В последнее время очень тесно. Все началось, как ни странно, во сне. Странный, извилистый сон, который начался на барбекю моей двоюродной бабушки Гвен и закончился в доме, где жила моя лучшая подруга из начальной школы, но она была уже не маленькой девочкой, а настоящей старушкой. Где-то посередине в нем появился Олли. И так же, как моя лучшая подруга из начальной школы, он был другим. Сексуальнее. На следующий день, на работе, я отправила ему письмо, в котором сказала, что он мне прошлой ночью приснился. Последовала ожидаемая шутливая переписка, мол: «И что я там делал?», но со скрытым смыслом. Кабинет Олли находился сразу за стенкой от моего, но мы вечно посылали друг другу письма: остроумные замечания о прическе нашего общего босса в стиле Дональда Трампа, о подозрительном поведении на офисной рождественской вечеринке, просьбы заказать суши на обед. Но в тот день все было иначе. К концу дня сердце у меня екнуло, когда его имя появилось в моем почтовом ящике.

Какое-то время я относилась к происходящему хладнокровно. Это было свидание, легкая интрижка… уж конечно, не отношения и не роман моей жизни. Но когда я обратила внимание на то, как он каждое утро подает пьянице на вокзале (даже после того как пьяница оскорбил его и обвинил в краже выпивки); как он заметил потерявшегося в торговом центре маленького мальчика и тут же поднял его над головой и спросил, а вдруг тот видит где-нибудь свою маму… И когда он начал все больше и больше занимать мои мысли, пришло понимание: вот оно. Он — тот самый.

Я рассказываю семье Олли историю (за вычетом сна), мои руки так и летают передо мной, пока я говорю быстро и без пауз, как обычно делаю, когда нервничаю. Том просто в восторге от этого рассказа и время от времени похлопывает сына по спине.

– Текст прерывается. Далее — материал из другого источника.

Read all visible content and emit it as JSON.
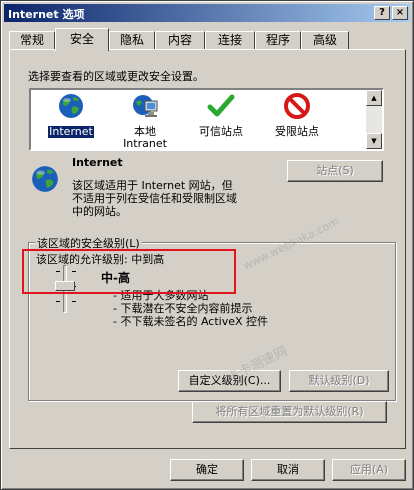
{
  "window": {
    "title": "Internet 选项",
    "help_glyph": "?",
    "close_glyph": "×"
  },
  "tabs": [
    {
      "label": "常规"
    },
    {
      "label": "安全"
    },
    {
      "label": "隐私"
    },
    {
      "label": "内容"
    },
    {
      "label": "连接"
    },
    {
      "label": "程序"
    },
    {
      "label": "高级"
    }
  ],
  "security": {
    "instruction": "选择要查看的区域或更改安全设置。",
    "zones": [
      {
        "line1": "Internet",
        "line2": "",
        "icon": "globe-icon"
      },
      {
        "line1": "本地",
        "line2": "Intranet",
        "icon": "intranet-computer-icon"
      },
      {
        "line1": "可信站点",
        "line2": "",
        "icon": "checkmark-icon"
      },
      {
        "line1": "受限站点",
        "line2": "",
        "icon": "restricted-icon"
      }
    ],
    "scroll_up": "▲",
    "scroll_down": "▼",
    "zone_info": {
      "name": "Internet",
      "desc1": "该区域适用于 Internet 网站，但",
      "desc2": "不适用于列在受信任和受限制区域",
      "desc3": "中的网站。"
    },
    "sites_button": "站点(S)",
    "group_title": "该区域的安全级别(L)",
    "allowed_levels": "该区域的允许级别: 中到高",
    "level_name": "中-高",
    "level_bullets": [
      "- 适用于大多数网站",
      "- 下载潜在不安全内容前提示",
      "- 不下载未签名的 ActiveX 控件"
    ],
    "custom_level_button": "自定义级别(C)...",
    "default_level_button": "默认级别(D)",
    "reset_all_button": "将所有区域重置为默认级别(R)"
  },
  "footer": {
    "ok": "确定",
    "cancel": "取消",
    "apply": "应用(A)"
  },
  "watermarks": {
    "site": "www.webkaka.com",
    "cn": "卡卡测速网"
  },
  "colors": {
    "title_start": "#0a246a",
    "title_end": "#a6caf0",
    "face": "#d4d0c8",
    "highlight_box": "#e0141e",
    "selection": "#0a246a"
  }
}
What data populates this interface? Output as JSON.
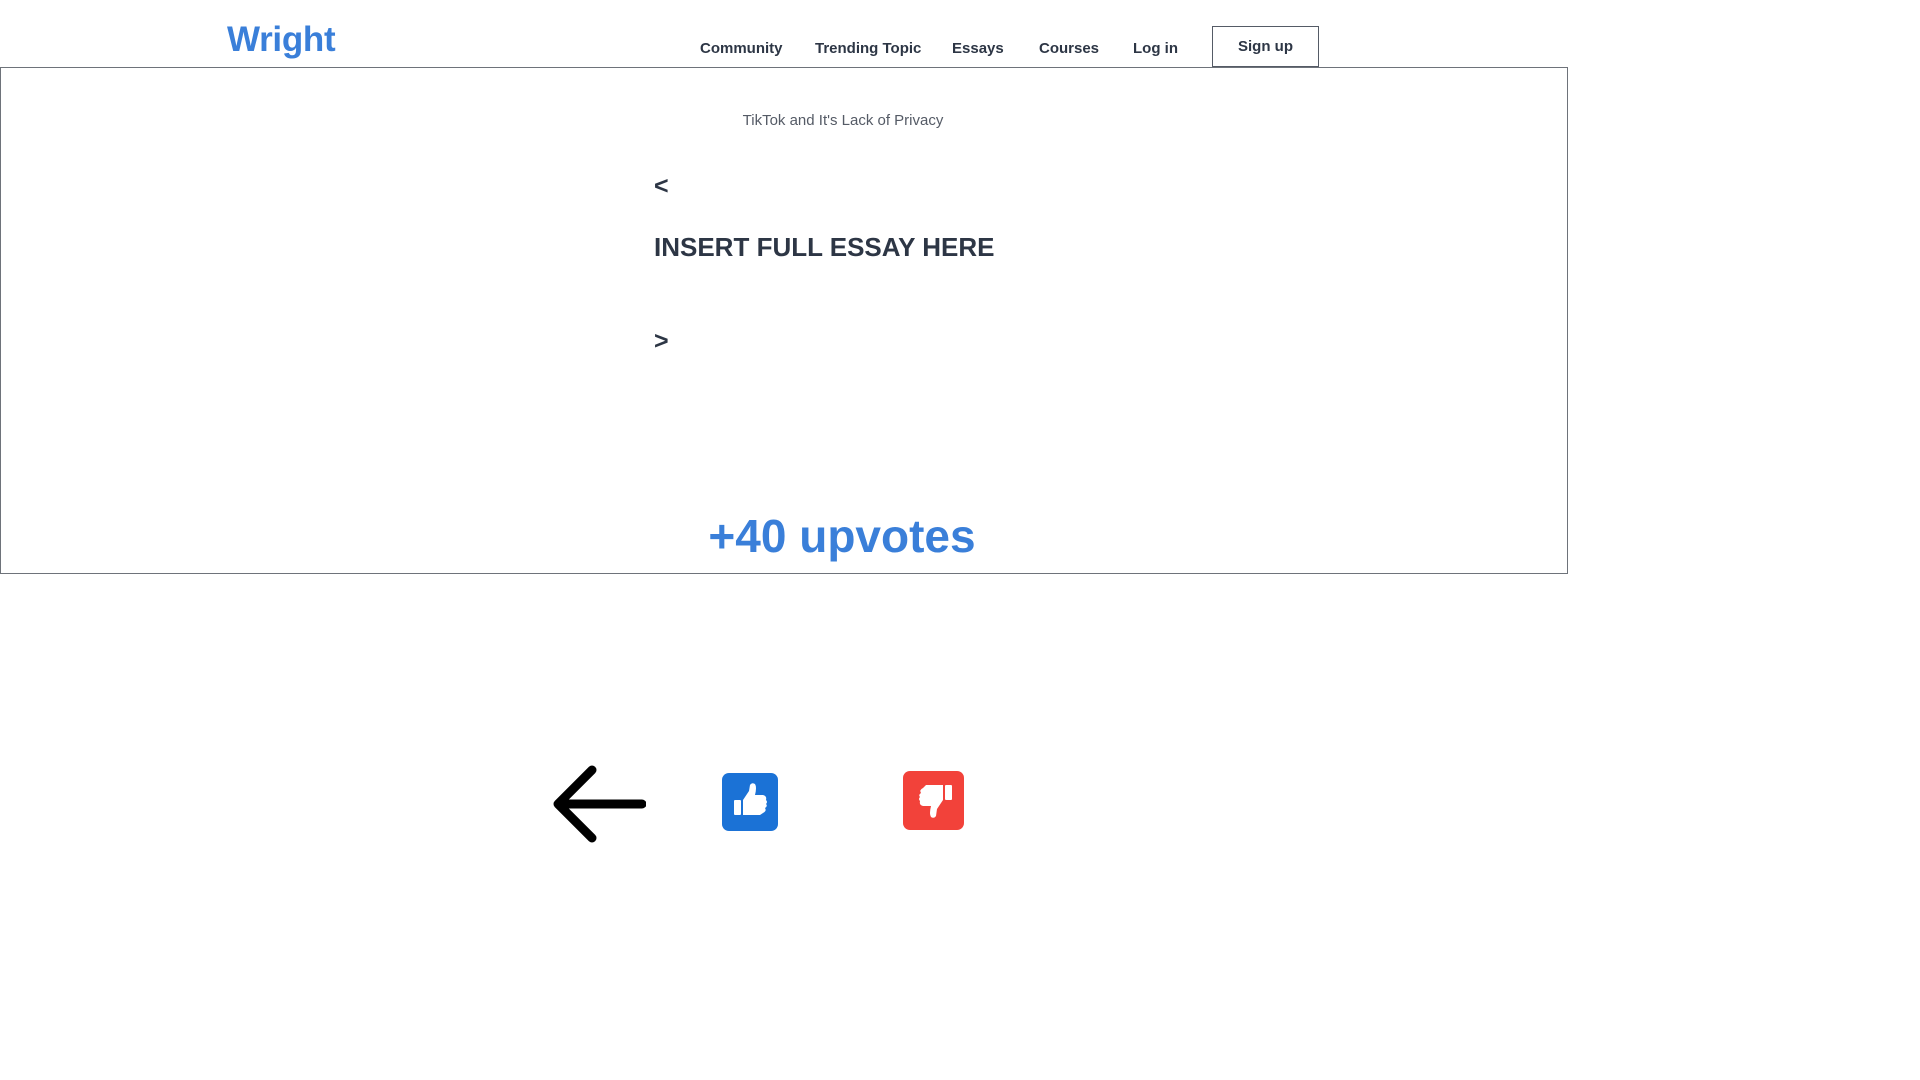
{
  "brand": {
    "name": "Wright",
    "color": "#3a7fd9"
  },
  "nav": {
    "items": [
      {
        "label": "Community"
      },
      {
        "label": "Trending Topic"
      },
      {
        "label": "Essays"
      },
      {
        "label": "Courses"
      },
      {
        "label": "Log in"
      }
    ],
    "signup_label": "Sign up"
  },
  "essay": {
    "title": "TikTok and It's Lack of Privacy",
    "prev_label": "<",
    "body": "INSERT FULL ESSAY HERE",
    "next_label": ">",
    "upvotes": "+40 upvotes"
  },
  "actions": {
    "back_icon": "arrow-left-icon",
    "like_icon": "thumbs-up-icon",
    "like_color": "#1b72d6",
    "dislike_icon": "thumbs-down-icon",
    "dislike_color": "#f2423a"
  }
}
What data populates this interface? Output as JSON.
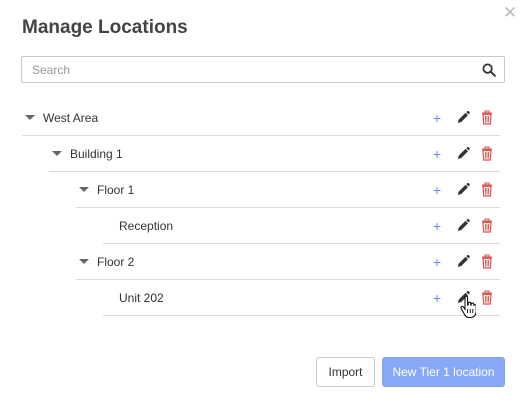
{
  "modal": {
    "title": "Manage Locations",
    "close_glyph": "✕"
  },
  "search": {
    "placeholder": "Search",
    "value": ""
  },
  "tree": {
    "items": [
      {
        "label": "West Area",
        "level": 0,
        "expanded": true,
        "has_children": true
      },
      {
        "label": "Building 1",
        "level": 1,
        "expanded": true,
        "has_children": true
      },
      {
        "label": "Floor 1",
        "level": 2,
        "expanded": true,
        "has_children": true
      },
      {
        "label": "Reception",
        "level": 3,
        "expanded": false,
        "has_children": false
      },
      {
        "label": "Floor 2",
        "level": 2,
        "expanded": true,
        "has_children": true
      },
      {
        "label": "Unit 202",
        "level": 3,
        "expanded": false,
        "has_children": false
      }
    ],
    "add_glyph": "+"
  },
  "footer": {
    "import_label": "Import",
    "new_label": "New Tier 1 location"
  },
  "colors": {
    "add_icon": "#6f86d6",
    "edit_icon": "#333333",
    "delete_icon": "#d9534f",
    "primary_button": "#87a8f5"
  },
  "icons": {
    "caret": "caret-down-icon",
    "add": "plus-icon",
    "edit": "pencil-icon",
    "delete": "trash-icon",
    "search": "search-icon",
    "close": "close-icon"
  }
}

— А теперь расскажи мне… про всех вас, — говорю я, когда у меня кончается запал.

— Нетти — финансовый менеджер в «Мартин Холдсворт», — откликается Том, гордый как павлин. — Руководит целым отделом.

— А как насчет тебя, Патрик? — спрашиваю я.

— У меня бухгалтерская фирма, — говорит Патрик. — Пока маленькая, но со временем расширится.

— Расскажи мне о своих родителях, Люси, — вмешивается Диана. — Что они делают?

— Мой отец был профессором в университете. Сейчас на пенсии. Моя мама умерла. Рак груди.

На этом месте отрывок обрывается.